As negotiations with Cuba and Iran continue, however, the president might want to seek a briefing by the University of Miami’s Institute for Cuban and Cuban American Studies, which tracks Cuba’s foreign policy and describes it as “a close and cooperative relationship against the United States and in support of terrorist groups and states.”

Reporting this month on the relationship among Iran, Cuba and Venezuela, it writes, “Cuba plays a strategic role in terms of geography…intelligence gathering (both electronic eavesdropping and human espionage) and logistics.” Iran’s president is quoted as saying, “The Islamic Republic of Iran and Cuba can play a significant role in international organizations. Teheran and Havana share [a] common viewpoint on major international issues” and “the Hamas-funded Turkish ‘charity’ known as IHH continues to operate in Havana.” In 2014, Castro’s banks were holding accounts for al Qaida affiliates.

Like many, President Obama has bought into the idea that whatever happened between Cuba and the United States, it was many years ago.
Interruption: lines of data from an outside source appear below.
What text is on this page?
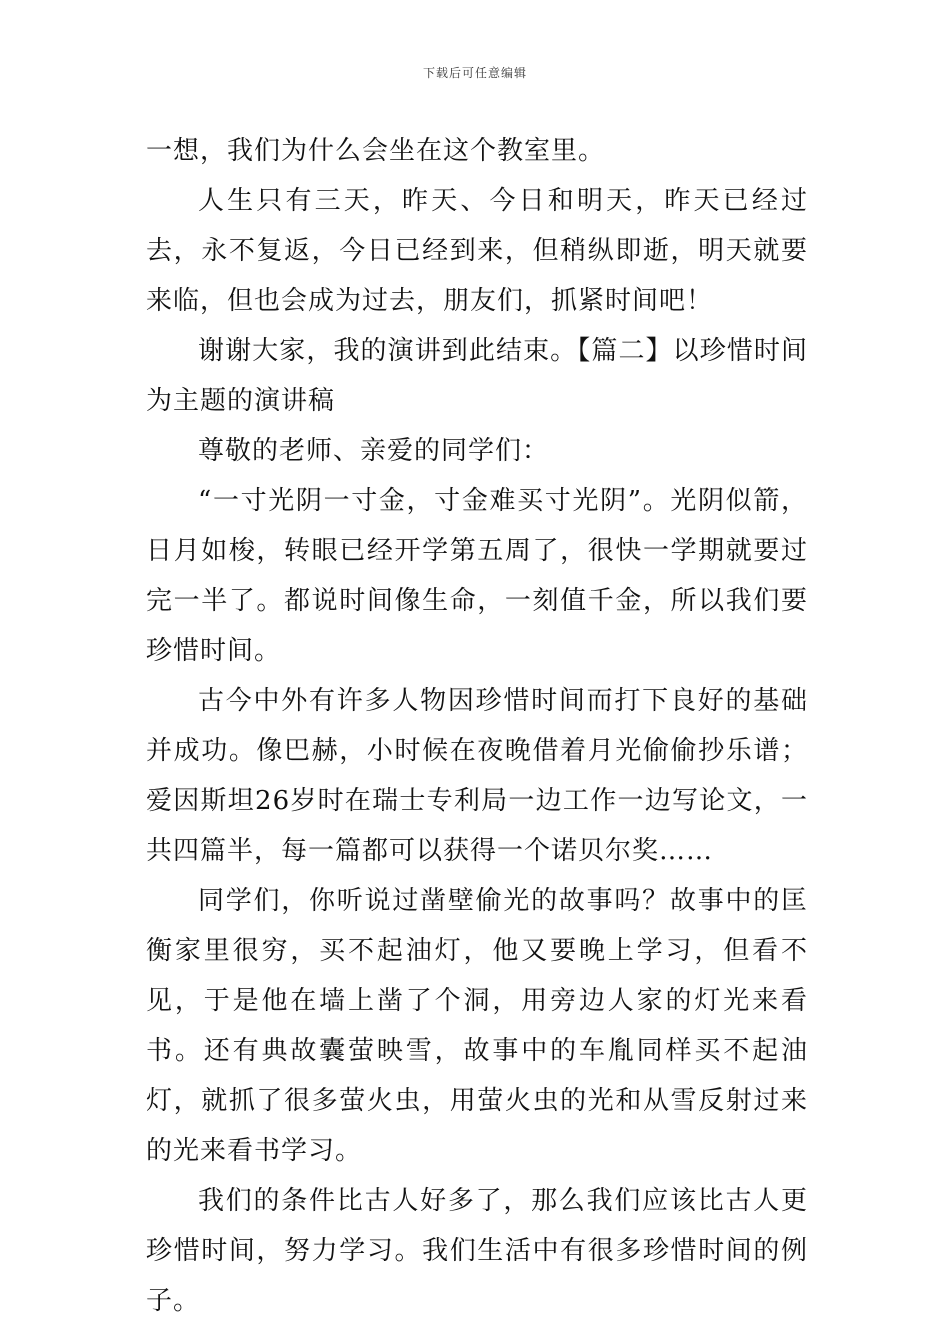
下载后可任意编辑

一想，我们为什么会坐在这个教室里。

人生只有三天，昨天、今日和明天，昨天已经过去，永不复返，今日已经到来，但稍纵即逝，明天就要来临，但也会成为过去，朋友们，抓紧时间吧！

谢谢大家，我的演讲到此结束。【篇二】以珍惜时间为主题的演讲稿

尊敬的老师、亲爱的同学们：

“一寸光阴一寸金，寸金难买寸光阴”。光阴似箭，日月如梭，转眼已经开学第五周了，很快一学期就要过完一半了。都说时间像生命，一刻值千金，所以我们要珍惜时间。

古今中外有许多人物因珍惜时间而打下良好的基础并成功。像巴赫，小时候在夜晚借着月光偷偷抄乐谱；爱因斯坦26岁时在瑞士专利局一边工作一边写论文，一共四篇半，每一篇都可以获得一个诺贝尔奖……

同学们，你听说过凿壁偷光的故事吗？故事中的匡衡家里很穷，买不起油灯，他又要晚上学习，但看不见，于是他在墙上凿了个洞，用旁边人家的灯光来看书。还有典故囊萤映雪，故事中的车胤同样买不起油灯，就抓了很多萤火虫，用萤火虫的光和从雪反射过来的光来看书学习。

我们的条件比古人好多了，那么我们应该比古人更珍惜时间，努力学习。我们生活中有很多珍惜时间的例子。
The president is committed to moving forward and implementing the same failed Cuba policies of the European states, Canada, and others: full diplomatic relations, millions of tourists filling resorts and unrestricted trade facilitated by export insurance and loans that aren’t repaid.

Washington will say as little as possible about the regime’s beating Cuban dissidents that peacefully demonstrate against the lack of civil rights, free elections and economic reforms, and the jailing and killing of human-rights activists.

While Netanyahu’s words are seen as a threat, Raúl Castro’s actions during Obama’s tenure in the White House — not what happened 50 years ago — are not.